U.S. job creation slowed by snow

Blizzards blamed for curtailing hiring, construction in March

46,000 new positions

With 4.2% joblessness, `economy is still in very good shape'

April 03, 1999|By BLOOMBERG NEWS

WASHINGTON -- The U.S. economy created 46,000 new jobs last month, fewer than expected and the worst monthly performance in more than three years, the government reported yesterday. Even so, the unemployment rate fell to a 29-year low of 4.2 percent, government figures showed.

The decline from February's gain of 297,000 jobs was attributed primarily to blizzards in many parts of the country, curtailing hiring by construction companies and restaurants, and isn't a sign of a slowdown, analysts said.

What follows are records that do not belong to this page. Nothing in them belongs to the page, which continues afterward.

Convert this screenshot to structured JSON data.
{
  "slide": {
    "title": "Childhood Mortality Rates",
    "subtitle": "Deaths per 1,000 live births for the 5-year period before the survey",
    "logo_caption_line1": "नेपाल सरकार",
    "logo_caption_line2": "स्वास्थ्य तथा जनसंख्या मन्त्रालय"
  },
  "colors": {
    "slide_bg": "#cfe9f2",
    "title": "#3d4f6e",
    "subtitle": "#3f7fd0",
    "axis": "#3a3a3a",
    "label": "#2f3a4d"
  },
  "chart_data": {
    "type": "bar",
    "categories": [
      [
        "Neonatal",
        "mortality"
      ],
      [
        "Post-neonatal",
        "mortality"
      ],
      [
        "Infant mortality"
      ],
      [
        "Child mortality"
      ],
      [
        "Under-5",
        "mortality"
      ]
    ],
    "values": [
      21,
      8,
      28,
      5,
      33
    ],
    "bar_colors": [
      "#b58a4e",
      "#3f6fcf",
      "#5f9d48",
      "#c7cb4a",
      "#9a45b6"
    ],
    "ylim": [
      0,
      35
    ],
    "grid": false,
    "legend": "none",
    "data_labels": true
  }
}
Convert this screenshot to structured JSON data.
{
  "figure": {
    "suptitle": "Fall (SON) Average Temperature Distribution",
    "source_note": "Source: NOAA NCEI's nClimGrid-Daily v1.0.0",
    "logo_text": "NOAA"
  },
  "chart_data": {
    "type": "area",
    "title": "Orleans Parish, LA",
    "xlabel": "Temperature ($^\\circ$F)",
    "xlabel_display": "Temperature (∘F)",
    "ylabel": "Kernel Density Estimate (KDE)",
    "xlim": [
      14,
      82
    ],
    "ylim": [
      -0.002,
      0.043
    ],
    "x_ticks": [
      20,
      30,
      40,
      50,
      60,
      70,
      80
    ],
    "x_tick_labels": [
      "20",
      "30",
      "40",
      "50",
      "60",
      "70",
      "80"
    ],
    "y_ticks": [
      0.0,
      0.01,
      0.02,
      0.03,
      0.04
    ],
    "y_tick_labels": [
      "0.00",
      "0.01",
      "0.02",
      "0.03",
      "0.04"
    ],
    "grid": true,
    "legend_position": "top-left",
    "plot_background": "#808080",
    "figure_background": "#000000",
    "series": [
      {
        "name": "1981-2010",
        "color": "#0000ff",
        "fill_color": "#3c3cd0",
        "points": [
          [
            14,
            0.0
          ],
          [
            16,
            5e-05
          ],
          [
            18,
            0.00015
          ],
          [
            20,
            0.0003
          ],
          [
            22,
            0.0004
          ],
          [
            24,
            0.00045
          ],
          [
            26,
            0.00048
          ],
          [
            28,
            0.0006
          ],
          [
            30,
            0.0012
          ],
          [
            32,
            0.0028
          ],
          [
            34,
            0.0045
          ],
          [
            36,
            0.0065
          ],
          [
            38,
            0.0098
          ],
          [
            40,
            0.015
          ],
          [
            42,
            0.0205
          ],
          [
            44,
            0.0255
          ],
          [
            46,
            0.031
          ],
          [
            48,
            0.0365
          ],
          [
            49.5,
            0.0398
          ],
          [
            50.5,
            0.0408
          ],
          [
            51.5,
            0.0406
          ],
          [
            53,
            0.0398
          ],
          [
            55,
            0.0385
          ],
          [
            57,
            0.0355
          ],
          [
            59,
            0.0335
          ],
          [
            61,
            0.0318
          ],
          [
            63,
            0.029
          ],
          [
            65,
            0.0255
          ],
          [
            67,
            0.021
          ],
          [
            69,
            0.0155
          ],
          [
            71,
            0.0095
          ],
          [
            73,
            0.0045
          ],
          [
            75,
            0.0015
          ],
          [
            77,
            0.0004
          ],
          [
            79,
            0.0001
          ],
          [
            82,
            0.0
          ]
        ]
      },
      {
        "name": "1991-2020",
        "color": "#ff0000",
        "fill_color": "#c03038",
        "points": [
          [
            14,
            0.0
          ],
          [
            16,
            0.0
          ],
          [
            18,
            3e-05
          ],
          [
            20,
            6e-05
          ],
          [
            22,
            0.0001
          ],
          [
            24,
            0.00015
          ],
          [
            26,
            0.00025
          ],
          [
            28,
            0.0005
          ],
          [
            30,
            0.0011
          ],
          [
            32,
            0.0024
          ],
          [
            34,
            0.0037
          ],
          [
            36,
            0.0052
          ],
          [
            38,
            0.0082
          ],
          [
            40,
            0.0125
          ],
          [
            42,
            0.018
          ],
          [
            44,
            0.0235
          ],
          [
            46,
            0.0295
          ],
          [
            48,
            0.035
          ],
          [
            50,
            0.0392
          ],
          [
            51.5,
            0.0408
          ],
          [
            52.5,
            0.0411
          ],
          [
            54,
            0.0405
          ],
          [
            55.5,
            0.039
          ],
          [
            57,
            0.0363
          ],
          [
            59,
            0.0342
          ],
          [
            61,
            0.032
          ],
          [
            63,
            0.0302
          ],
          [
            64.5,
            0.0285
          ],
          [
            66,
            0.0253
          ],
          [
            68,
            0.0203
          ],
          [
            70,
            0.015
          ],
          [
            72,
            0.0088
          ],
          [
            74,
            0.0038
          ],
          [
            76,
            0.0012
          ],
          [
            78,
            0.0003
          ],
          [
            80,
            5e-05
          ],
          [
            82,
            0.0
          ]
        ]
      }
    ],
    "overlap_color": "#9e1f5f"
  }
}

"The economy is still in very, very good shape," said Joel Naroff, chief economist at Naroff Economic Advisors in Holland, Penn.

In another economic report yesterday, the Commerce Department said that the number of U.S. houses, condominiums and apartments completed fell in February from an 11-year high.

Housing completions dropped 6 percent to a seasonally adjusted annual rate of 1.546 million in February after rising 14.2 percent in January to a revised 1.645 million rate. January's rate was the highest since 1.685 million units were completed in July 1987.

Completions tend to lag behind reports of construction starts by about six months. By category, builders put the finishing touches on 1.7 percent fewer single-family homes during February, while completions of apartments and other multifamily units decreased 21.5 percent.

Weather also likely played a role in the decline from February's 4.4 percent unemployment rate. The jobless rate is calculated from a separate Labor Department survey of households that found the number of Americans employed or looking for work fell last month. The number of job seekers should rebound this month as temperatures rise, analysts said.

Last month's job gain was the smallest since the economy lost 48,000 jobs in January 1996 -- after a major blizzard blanketed the East Coast.

It also fell far short of economists' forecast of an increase of 147,000 for the month.

While Naroff said the drop in the jobless rate to the lowest since February 1970 suggests that "there have got to be pressures building," wage gains last month were tempered, as workers' average hourly wages rose 0.2 percent after a 0.2 percent February increase.

Construction employment fell by 47,000, the biggest decline since a 55,000 drop in March 1993, and employment at restaurants and bars fell by 48,000 as Americans stayed home to shovel out.

Manufacturing employment fell by 35,000 last month, surprising analysts who expected factory payrolls to stabilize after falling by 381,000 during the past 12 months. That conflicts with other reports on manufacturing, including yesterday's National Association of Purchasing Management survey, which reported that layoffs were slowing.

"It's entirely possible we're getting such good productivity growth in manufacturing, we don't need to add workers," even as factory output picks up, said Nick Perna, chief economist at Fleet Financial Group in Hartford, Conn.

U.S. productivity, or worker output per hour, grew at a 4.6 percent annual rate in the fourth quarter of last year.

That is four times the average annual productivity growth during the past two decades of about 1.1 percent.

Workers' average hourly earnings, a gauge of business costs, rose 3 cents to $13.09 last month, although Perna said inflation-wary investors should be "a little careful about breaking out the champagne" on that number.